Todo guionista profesional ha escuchado este consejo: “ten cuidado con los personajes locos porque
pueden arrastrarte con ellos.” Es un concejo acertado. La locura permite tantas libertades que el narrador
termina perdido. Will, protagonista de Sin Rastro (que puede verse en Amazon y otras plataformas) está
loco. Por más que la corrección política de hoy nos obligue a hablar más bien de un “estrés postraumático.”
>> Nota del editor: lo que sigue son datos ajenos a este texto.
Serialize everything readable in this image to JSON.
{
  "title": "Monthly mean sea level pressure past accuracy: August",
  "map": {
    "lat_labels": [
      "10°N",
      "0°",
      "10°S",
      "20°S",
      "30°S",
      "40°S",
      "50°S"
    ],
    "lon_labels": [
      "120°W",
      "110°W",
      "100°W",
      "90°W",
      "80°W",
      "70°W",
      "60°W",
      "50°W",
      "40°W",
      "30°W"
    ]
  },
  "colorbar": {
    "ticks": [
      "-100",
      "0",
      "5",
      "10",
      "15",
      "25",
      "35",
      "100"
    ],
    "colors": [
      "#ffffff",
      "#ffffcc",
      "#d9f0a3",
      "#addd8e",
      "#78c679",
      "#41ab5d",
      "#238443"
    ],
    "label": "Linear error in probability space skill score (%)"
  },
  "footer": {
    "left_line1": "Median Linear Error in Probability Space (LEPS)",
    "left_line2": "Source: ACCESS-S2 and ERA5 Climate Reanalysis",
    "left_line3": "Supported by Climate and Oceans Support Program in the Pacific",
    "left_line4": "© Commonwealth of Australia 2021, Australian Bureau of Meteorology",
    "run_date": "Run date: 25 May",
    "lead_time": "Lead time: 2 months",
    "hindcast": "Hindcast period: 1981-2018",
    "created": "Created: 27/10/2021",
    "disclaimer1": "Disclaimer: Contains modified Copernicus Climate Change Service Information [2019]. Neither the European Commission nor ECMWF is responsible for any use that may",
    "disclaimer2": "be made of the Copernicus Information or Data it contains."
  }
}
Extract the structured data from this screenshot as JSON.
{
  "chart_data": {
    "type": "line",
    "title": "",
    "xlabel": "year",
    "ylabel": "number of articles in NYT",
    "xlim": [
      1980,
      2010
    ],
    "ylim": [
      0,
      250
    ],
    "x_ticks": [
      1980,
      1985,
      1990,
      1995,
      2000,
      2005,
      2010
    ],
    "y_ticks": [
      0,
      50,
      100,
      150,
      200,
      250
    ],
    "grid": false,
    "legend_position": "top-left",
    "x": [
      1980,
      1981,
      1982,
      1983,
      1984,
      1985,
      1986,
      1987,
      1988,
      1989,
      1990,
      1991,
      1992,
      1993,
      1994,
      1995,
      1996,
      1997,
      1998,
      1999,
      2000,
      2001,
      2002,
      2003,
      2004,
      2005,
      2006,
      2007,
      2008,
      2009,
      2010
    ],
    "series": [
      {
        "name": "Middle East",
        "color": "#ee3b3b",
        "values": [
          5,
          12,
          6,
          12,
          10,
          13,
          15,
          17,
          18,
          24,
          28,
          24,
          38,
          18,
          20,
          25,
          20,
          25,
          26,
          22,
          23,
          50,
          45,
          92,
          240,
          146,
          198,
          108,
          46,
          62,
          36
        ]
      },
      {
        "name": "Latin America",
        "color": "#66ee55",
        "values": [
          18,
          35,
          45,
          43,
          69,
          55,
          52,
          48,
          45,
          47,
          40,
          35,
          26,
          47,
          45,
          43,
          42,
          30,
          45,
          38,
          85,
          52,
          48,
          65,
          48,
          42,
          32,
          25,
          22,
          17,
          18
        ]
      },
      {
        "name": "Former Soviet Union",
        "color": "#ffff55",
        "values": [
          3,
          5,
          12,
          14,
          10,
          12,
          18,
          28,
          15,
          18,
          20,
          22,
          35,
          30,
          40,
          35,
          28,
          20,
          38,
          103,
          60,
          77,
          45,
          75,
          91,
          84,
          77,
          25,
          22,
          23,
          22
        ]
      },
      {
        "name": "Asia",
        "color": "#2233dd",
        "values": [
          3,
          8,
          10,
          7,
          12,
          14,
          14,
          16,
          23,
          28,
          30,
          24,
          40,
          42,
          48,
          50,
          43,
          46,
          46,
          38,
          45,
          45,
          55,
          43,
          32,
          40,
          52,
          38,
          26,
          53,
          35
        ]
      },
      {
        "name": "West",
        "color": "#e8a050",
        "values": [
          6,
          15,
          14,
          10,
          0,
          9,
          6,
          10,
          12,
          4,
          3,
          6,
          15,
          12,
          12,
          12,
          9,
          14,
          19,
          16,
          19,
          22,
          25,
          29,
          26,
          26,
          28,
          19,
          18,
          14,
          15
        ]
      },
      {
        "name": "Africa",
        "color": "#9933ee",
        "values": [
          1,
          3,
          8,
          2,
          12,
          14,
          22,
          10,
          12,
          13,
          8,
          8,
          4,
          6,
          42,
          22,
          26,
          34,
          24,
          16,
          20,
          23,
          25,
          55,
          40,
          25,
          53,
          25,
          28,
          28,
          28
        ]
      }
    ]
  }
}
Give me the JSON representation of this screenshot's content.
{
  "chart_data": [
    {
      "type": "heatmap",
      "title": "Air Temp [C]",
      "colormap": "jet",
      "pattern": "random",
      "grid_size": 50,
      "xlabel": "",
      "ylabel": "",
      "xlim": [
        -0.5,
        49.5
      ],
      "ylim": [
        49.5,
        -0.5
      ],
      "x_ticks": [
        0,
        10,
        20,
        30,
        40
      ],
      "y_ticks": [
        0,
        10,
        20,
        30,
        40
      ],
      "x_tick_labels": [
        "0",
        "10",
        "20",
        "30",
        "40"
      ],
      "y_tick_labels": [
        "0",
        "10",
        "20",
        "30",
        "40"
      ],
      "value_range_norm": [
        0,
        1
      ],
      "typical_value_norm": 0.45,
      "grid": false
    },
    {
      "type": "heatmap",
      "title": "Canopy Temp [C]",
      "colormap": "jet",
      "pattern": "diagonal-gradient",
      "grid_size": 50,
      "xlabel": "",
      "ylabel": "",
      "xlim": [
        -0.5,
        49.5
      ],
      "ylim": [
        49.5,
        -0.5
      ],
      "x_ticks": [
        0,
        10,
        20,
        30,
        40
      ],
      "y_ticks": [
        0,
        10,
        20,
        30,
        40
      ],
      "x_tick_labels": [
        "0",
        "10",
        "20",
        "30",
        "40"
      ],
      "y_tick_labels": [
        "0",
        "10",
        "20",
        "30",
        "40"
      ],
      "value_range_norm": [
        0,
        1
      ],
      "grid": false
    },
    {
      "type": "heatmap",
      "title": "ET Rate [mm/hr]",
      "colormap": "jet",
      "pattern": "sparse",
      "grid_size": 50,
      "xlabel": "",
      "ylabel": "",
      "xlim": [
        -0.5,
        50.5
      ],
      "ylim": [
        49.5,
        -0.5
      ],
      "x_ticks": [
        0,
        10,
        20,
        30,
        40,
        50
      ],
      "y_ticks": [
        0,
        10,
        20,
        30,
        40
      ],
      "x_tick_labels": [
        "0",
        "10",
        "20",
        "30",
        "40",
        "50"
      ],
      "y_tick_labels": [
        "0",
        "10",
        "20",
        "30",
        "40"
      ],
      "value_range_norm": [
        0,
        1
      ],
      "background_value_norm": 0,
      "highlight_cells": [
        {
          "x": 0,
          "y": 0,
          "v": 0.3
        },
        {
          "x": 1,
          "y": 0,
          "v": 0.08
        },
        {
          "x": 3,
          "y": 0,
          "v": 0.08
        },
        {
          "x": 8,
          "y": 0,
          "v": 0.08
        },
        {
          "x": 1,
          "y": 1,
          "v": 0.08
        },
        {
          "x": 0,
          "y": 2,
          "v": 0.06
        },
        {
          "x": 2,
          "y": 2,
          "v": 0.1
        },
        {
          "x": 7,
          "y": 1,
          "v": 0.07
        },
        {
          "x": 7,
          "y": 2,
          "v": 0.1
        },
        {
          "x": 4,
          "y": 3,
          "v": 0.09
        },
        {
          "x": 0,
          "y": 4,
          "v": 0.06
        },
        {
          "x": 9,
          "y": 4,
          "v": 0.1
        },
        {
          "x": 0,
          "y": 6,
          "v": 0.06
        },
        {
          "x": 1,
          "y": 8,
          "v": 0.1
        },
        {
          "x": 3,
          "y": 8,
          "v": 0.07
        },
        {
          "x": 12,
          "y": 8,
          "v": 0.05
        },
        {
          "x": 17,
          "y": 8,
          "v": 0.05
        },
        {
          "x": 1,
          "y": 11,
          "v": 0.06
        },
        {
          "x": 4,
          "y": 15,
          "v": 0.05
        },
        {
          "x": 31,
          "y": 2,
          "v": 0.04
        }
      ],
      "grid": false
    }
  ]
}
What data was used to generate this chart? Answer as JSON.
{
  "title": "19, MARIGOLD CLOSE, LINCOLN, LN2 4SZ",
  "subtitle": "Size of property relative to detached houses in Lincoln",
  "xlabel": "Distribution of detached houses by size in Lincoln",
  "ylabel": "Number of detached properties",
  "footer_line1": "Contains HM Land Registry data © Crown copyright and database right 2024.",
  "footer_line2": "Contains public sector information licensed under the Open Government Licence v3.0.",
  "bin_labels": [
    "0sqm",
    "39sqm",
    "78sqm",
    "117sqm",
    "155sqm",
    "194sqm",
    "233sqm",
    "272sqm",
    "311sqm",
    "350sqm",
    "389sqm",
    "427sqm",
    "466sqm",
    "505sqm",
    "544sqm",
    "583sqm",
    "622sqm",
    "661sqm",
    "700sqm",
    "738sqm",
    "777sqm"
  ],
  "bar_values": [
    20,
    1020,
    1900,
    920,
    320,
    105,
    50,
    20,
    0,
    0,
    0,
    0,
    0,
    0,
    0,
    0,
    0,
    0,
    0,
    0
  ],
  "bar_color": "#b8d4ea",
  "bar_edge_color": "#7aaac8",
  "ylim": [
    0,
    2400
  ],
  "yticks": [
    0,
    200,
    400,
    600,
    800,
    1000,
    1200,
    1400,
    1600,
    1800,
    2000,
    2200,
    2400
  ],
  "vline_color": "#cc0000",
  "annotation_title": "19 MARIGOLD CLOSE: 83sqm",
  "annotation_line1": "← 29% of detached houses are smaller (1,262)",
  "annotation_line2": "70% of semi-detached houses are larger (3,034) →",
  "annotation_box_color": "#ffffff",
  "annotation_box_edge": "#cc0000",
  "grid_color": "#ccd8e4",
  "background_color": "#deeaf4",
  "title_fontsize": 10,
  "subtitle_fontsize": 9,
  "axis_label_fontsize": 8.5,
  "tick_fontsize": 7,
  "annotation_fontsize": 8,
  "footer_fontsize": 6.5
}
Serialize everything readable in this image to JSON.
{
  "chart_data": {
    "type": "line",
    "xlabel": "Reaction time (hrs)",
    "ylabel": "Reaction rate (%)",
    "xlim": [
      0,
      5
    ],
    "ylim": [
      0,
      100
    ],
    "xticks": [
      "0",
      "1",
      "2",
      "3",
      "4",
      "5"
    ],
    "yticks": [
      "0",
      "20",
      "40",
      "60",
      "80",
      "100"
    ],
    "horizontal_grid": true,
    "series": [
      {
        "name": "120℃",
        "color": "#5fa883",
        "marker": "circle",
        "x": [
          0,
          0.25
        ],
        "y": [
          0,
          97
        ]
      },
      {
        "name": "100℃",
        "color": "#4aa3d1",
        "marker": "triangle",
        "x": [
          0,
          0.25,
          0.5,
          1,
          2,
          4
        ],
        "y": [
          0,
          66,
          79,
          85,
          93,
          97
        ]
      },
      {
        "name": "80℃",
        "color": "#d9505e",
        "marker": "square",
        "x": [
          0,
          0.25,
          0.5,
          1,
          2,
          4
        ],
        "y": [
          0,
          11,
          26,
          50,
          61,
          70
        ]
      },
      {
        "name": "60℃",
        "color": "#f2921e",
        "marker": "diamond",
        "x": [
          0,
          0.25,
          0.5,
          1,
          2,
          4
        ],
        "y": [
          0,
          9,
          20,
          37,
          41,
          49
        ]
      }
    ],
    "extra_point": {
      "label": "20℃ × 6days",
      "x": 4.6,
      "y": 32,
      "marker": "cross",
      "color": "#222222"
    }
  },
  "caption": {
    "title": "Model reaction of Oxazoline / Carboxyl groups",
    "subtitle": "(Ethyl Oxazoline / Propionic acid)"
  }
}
A causa de un evento en su pasado, el hipocampo de Will no deja de lanzar señales de terror. Ahora él vive
con Tom, su hija, en un bosque. Alejados del mundo vagan escondiéndose en un parque ecológico. Juegan
al ajedrez y leen mucho. A veces van a la ciudad para conseguir medicinas que intercambian por el poco
dinero que necesitan para vivir en este bosque: bebiendo agua de lluvia, recolectando hongos comestibles y
aprendiendo a ser invisibles. Escrita y dirigida por la estadounidense Debra Granik, Sin rastro es la primera
película en conseguir una calificación del cien por ciento en el sitio de crítica Rotten Tomatoes. Doscientos
treinta y ocho escritores de cine coinciden con que es una obra maestra. Y puede que sí. La actuación es
formidable. El padre y la hija se comunican con gestos, con la mirada transmiten miedo, descontento o
pesar. Él es un cuarentón y ella una niña de trece. Y con ellos Granik tiene todo lo necesario para producir
un drama en toda la extensión del término. Porque no sólo las peripecias son inquietantes, sobre todo, Sin
rastro es un drama porque se mueve. El espectador difícilmente adivina qué va a suceder. Y sin embargo la
historia está tan bien escrita que poco a poco va develando la locura de Will, su origen, un posible futuro.
Así vamos descubriendo también cómo es que dicha locura ha afectado a su querida Tom. Porque al inicio
sería fácil confundirnos, pensar que Will es un fanático que ha escapado del mundo por credo político.
Como en Capitán Fantástico de Matt Ross o en La costa de los mosquitos de Peter Weir. Conforme avanza
el drama, y en la relación del padre y la hija, uno adivina algo profundamente original. Porque Will está
loco, sí, pero Tom lo quiere tanto que quiere salvarlo. Así, sus arcos dramáticos se enfrentan y oponen.
Chocan el uno contra el otro. Él no va a ceder en su odio a la sociedad, es un Rousseau que sólo desea
volver al estado del buen salvaje. Ella, en cambio, ha llegado a ser una mujer. Comienza a interesarse en los
chicos que aparecen por el camino y comienza a imaginar un futuro más allá del bosque. Otro logro del
guion está en lo escueto de los diálogos. Con actores así resultan innecesarios los discursos políticos o
explicaciones sumarias. Sólo es necesario poner en un bosque a dos que se aman y que, sin embargo, tienen
caminos distintos para encontrar que, en efecto, estamos ante una pequeña obra maestra. Hecha de
hermosas imágenes, extraordinarias actuaciones y una dirección llena de detalles, Sin rastro nos obliga a
mirar. Para disfrutar, por ejemplo, el hecho de que a lo largo de toda la película haya referencias a los
Caballitos de mar. En efecto, el hipocampo simboliza el lugar en el que, para Will, todo está mal, el sitio de
la locura que lo está apartando de su hija para regresarlo siempre hasta un pasado que él no puede digerir.
Sin rastro es un magnífico ejemplo de cómo se debe lidiar con la locura, esto es, desde la razón. La razón
del arte del cine, de la actuación, del movimiento que pone orden ahí donde, de otro modo, habría caos.

Sin rastro. Debra Graniks. Estados Unidos, 2018.